The return of the diplomatic frost between the United States and Russia sobers the American soul and the Slavic dusha, but it has one consequence that can lift the spirit: It reminds us of the unerodable value of cultivating a deep and abiding understanding of other nations and peoples. For two decades, Kremlinologists were “out” and Beijing watchers were “in,” to a degree. American diplomatic strategists turned their attention to China, compelled by its rising global influence. But nations aren’t fads. Superpower or not, Russia remained newsworthy, even if it has taken saber-rattling and multi-billion-dollar displays to remind Western media to bring back its spotlight.

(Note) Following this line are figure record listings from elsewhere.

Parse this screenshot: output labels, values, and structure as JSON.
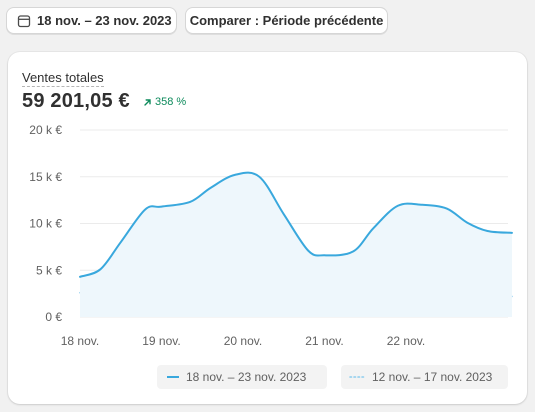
{
  "toolbar": {
    "date_range_label": "18 nov. – 23 nov. 2023",
    "compare_label": "Comparer : Période précédente",
    "calendar_icon": "calendar-icon"
  },
  "metric": {
    "label": "Ventes totales",
    "value": "59 201,05 €",
    "change": "358 %",
    "change_icon": "arrow-up-right-icon",
    "change_color": "#0c8a5b"
  },
  "chart_data": {
    "type": "area",
    "x_tick_labels": [
      "18 nov.",
      "19 nov.",
      "20 nov.",
      "21 nov.",
      "22 nov."
    ],
    "y_tick_labels": [
      "0 €",
      "5 k €",
      "10 k €",
      "15 k €",
      "20 k €"
    ],
    "ylim": [
      0,
      20000
    ],
    "xlim": [
      0,
      5.3
    ],
    "grid": true,
    "legend_position": "bottom-right",
    "series": [
      {
        "name": "18 nov. – 23 nov. 2023",
        "style": "solid",
        "color": "#39a8dd",
        "fill": "#eef7fc",
        "x": [
          0,
          0.25,
          0.5,
          0.8,
          1.0,
          1.35,
          1.6,
          1.9,
          2.2,
          2.5,
          2.8,
          3.0,
          3.35,
          3.6,
          3.9,
          4.2,
          4.5,
          4.75,
          5.0,
          5.3
        ],
        "y": [
          4300,
          5100,
          8000,
          11500,
          11800,
          12300,
          13800,
          15200,
          15000,
          11000,
          7100,
          6600,
          7000,
          9500,
          11900,
          12000,
          11600,
          10100,
          9200,
          9000
        ]
      },
      {
        "name": "12 nov. – 17 nov. 2023",
        "style": "dotted",
        "color": "#8dcdee",
        "x": [
          0,
          0.2,
          0.5,
          0.8,
          1.2,
          1.6,
          2.0,
          2.4,
          2.8,
          3.2,
          3.6,
          4.0,
          4.4,
          4.8,
          5.3
        ],
        "y": [
          2600,
          2550,
          2300,
          2000,
          1850,
          1800,
          1750,
          1750,
          1850,
          2050,
          2100,
          2250,
          2250,
          2200,
          2200
        ]
      }
    ]
  }
}
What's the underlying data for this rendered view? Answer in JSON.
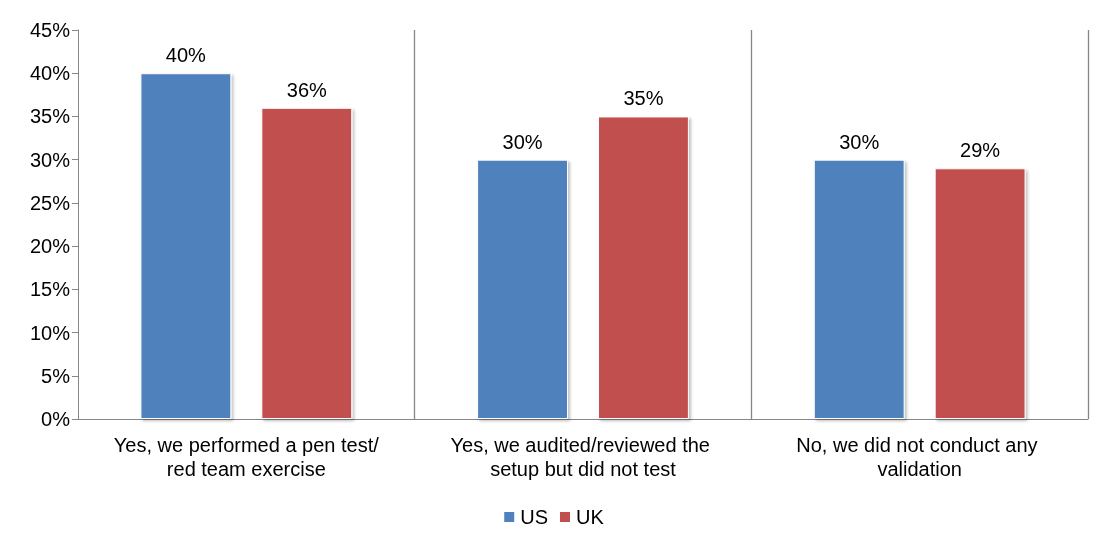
{
  "chart_data": {
    "type": "bar",
    "categories": [
      "Yes, we performed a pen test/red team exercise",
      "Yes, we audited/reviewed the setup but did not test",
      "No, we did not conduct any validation"
    ],
    "series": [
      {
        "name": "US",
        "color": "#4f81bd",
        "values": [
          40,
          30,
          30
        ],
        "value_labels": [
          "40%",
          "30%",
          "30%"
        ]
      },
      {
        "name": "UK",
        "color": "#c0504d",
        "values": [
          36,
          35,
          29
        ],
        "value_labels": [
          "36%",
          "35%",
          "29%"
        ]
      }
    ],
    "ylim": [
      0,
      45
    ],
    "yticks": [
      {
        "value": 0,
        "label": "0%"
      },
      {
        "value": 5,
        "label": "5%"
      },
      {
        "value": 10,
        "label": "10%"
      },
      {
        "value": 15,
        "label": "15%"
      },
      {
        "value": 20,
        "label": "20%"
      },
      {
        "value": 25,
        "label": "25%"
      },
      {
        "value": 30,
        "label": "30%"
      },
      {
        "value": 35,
        "label": "35%"
      },
      {
        "value": 40,
        "label": "40%"
      },
      {
        "value": 45,
        "label": "45%"
      }
    ],
    "grid": "x",
    "legend": "bottom"
  }
}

When I think of the Cold War these days, I remember the sincerity of the idealistic, shaggy, protest-and-war-buffeted adults of the 1970s—their teach-the-world-to-sing Coca-Cola ethos—and I miss it. Sometimes I think that capitalism was on better behavior when it was competing with Soviet Communism. My parents’ unjaded curiosity led them to study the Soviet Union, to travel there and meet its citizens, and to teach scores of classes to students who, like them, wanted to explore the question, How are the Russians like us, and how are they different? It’s a question I wish more Americans had kept asking once Russia stopped being perceived as an existential threat. Too often, American attention to the priorities and character of foreign nations emerges only after we begin to see those nations as enemies. But a deeper, more organic understanding grows out of consistent, objective study unclouded by invidious backdrop. Russians like to say, when they meet with friends after a long absence: Skol’ko let, skol’ko zim … So many summers, so many winters … The ellipses stand for the thought that is so deeply known that it need not be spoken: “… and yet we recognize each other, still.”